Other startups are combining the best of B2B and marketplace models to offer a B2B2C experience, like the Kolkata-based SaahiHain. Customers can log on to a link provided by a merchant to log onto a live stream or they can log on to SaahiHain’s platform and choose to watch a stream from any merchant. “This allows for discovery also for the customer, which is important, especially when it comes to smaller, lesser-known brands,” says Mukherjee. Since it was launched in July 2020, SaahiHain has seen over 100 registered merchants use its services.
 
At present, the startup processes 350 orders per month with an average order value of Rs800. Merchants pay Rs3,000 in monthly subscription fees and also 5-10 percent of the sales they generate through SaahiHain. Baaz, by comparison, focuses on higher value items, and has an average order value of Rs1.3 lakh and charges merchants anywhere between Rs999 to Rs3,000 per month. 

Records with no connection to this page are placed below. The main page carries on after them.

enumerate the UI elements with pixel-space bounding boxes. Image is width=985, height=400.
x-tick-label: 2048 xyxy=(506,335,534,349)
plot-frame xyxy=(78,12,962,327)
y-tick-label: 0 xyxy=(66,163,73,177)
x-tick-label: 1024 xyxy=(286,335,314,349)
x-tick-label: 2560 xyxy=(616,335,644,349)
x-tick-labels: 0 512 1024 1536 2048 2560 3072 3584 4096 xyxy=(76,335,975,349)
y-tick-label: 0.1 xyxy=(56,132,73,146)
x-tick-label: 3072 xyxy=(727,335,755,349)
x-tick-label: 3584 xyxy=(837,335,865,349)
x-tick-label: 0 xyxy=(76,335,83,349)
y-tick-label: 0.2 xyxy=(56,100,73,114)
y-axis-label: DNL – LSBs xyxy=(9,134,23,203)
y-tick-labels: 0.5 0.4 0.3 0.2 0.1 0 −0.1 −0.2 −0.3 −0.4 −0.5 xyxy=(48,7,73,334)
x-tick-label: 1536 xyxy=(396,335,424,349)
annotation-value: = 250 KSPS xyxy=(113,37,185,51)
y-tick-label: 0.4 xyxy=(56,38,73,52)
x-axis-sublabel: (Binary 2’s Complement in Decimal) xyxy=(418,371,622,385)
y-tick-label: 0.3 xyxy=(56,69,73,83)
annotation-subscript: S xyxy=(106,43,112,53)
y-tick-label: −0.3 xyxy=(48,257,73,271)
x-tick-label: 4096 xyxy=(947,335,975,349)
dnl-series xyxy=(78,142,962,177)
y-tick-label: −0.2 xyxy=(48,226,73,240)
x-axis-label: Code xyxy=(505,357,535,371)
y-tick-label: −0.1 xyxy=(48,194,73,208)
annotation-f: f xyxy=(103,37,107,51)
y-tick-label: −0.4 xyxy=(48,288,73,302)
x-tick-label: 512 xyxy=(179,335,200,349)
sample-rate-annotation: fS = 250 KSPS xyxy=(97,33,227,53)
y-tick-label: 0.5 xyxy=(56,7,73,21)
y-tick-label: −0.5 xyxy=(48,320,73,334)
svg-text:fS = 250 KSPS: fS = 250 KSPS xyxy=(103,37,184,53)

Move over Whatsapp video calls, it's showtime for live shoppingSwirl, built by Hansotia (pictured) and Bheshaj Joshi, is focused on roping in global clients 

A New Approach to Ecommerce

While Amazon and Flipkart are good for buying basic necessities, startups and social networks will drive sales in categories like fashion, beauty, jewellery, home décor, and lifestyle products, which are recreational purchases, according to Connie Chan of venture capital firm Andreessen Horowitz. She dubs the term “shopatainment” where content, community and commerce converge.   
 
In China, live video shopping is a core feature of the biggest ecommerce apps like Taobao Live, JD.com and Pinduoduo. Social video apps like Kuaishou and Douyin, ByteDance’s Chinese version of TikTok, also have shopping features. The share of Chinese online shopping done this way is set to grow to 20 percent by 2022, according to iResearch. Will India see similar success?
 
While it may be too early to make predictions, a blog post by Lillian Li, a former venture capitalist at Eight Roads Ventures, provides some insights. She writes about the factors that enabled live video shopping to take off in China, including an ecosystem of modern-day talent agencies to cultivate live-streaming talent and a fandom culture where influencers are looked up to as idols, so much so that fans are happy to support them. China’s “Lipstick Brother” for example, a beauty products influencer, sold $1.9 billion worth of goods in one day over a livestream. He has close to 40 million fans on Douyin, China’s version of TikTok.
 
Sajith Pai of Blume Ventures notes that these two factors are lacking in India; fandom especially is a cultural phenomenon and might take time to play out. In the meantime, believes his colleague Kunal Bajaj, reselling is to India what live-streaming is to China. “Reselling is the Tupperware sales model reinvented for the internet. And reselling (reimagined for the internet era) is ideal for serving the customers in India 2 and India 3, who find almost every step of the traditional ecommerce (search → pick → ship → pay) experience intimidating,” Bajaj writes in a blog. Reselling, because it is done by a trusted person, removes the friction in the purchase experience.
 
As the market builds out, Swirl’s Hansotia is focused on roping in global clients. “Live commerce in India is very nascent. It is roughly a $1 billion market, whereas in the US it is a $25 billion market,” he reasons. Moreover, live video shopping adoption is rapidly occurring in the organised retail space, which is most developed in the western markets, he says. “So we are automatically seeing more opportunities outside India. But it is a matter of time before India catches up.”